A hefty volume lurks behind the surprising William Stout cover on this volume of A1. With this many pages, it's only natural that there'd be a balance of good with bad. What is surprising, though, is the distinction this book holds in having quite possibly the worst Neil Gaiman story I've ever read (in years of reading Gaiman), 'Cover Story.' It's illustrated by one of my favourite comic artists, Kelley Jones, but is just so corny and dull it can't be saved. There's more Bojeffries goodness from Alan Moore and Steve Parkhouse and another strange chapter of Bricktop from Glenn Fabry (with Chris Smith). Nick Abadzis puts in a touching tale with 'The Boy Who Defied Gravity,' and David Lloyd beautifully paints the Ramsey Campbell story 'The Proxy.' The good parts of the book only throw the weaker bits into sharper contrast, so perhaps Bambos Georgiou's Elvistein story's not as bad as it seems. Maybe the inexplicable teaming of Bill Mumy and Miguel Ferrer with Steve Leialoha on 'Trypto the Acid-Dog' isn't just stupid. But maybe they are.

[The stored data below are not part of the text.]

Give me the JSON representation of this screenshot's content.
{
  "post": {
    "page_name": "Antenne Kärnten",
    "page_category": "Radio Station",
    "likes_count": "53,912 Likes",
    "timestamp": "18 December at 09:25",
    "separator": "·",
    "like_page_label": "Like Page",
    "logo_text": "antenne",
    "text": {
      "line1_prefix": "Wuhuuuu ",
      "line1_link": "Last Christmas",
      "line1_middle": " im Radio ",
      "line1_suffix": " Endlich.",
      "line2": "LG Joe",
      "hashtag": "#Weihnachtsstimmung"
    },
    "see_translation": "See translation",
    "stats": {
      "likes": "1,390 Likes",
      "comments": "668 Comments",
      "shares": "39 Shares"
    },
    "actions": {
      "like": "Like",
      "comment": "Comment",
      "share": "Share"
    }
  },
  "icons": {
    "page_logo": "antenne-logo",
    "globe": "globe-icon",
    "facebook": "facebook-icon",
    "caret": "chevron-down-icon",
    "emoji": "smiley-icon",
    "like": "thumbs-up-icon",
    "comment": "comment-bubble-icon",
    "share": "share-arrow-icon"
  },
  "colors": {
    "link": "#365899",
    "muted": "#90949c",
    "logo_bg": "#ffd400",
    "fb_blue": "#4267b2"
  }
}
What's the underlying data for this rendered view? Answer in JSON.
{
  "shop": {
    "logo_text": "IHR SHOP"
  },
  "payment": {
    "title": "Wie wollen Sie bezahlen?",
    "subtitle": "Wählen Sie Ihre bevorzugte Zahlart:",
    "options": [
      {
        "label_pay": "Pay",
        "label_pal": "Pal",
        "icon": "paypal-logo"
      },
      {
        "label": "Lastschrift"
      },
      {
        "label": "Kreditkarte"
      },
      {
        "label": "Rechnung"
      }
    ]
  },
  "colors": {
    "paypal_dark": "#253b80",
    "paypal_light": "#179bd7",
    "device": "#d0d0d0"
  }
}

This one has Milligan and Ewins so I am interested.
The 3-eyed JFK city-head from Milligan and McCarthy is like Rabelaisian acid-honey. The Story Freakwave from the two-issue flop 'Strange Days' is to me, probably the single most important piece of Comic art until Miller and Darrow's Hard Boiled.. but I don't read this stuff. I'm sort of glad I don't. This looks like Crack on the page. My eyes are orgasming..
The story is introduced ala Creepy etc by a post-apocalyptic mutant african (or some kind of tribalismo) jester with a weird little clone of himself as his bladder stick.
There's a gay 18th cent. fop Head Captain whose city-head is a giant mad-hatter head! Too much. Skeleton faced mickey mouses etc.. This is way before Juxtapoz.. The fop captain's first mate is a guy in a bunny costume!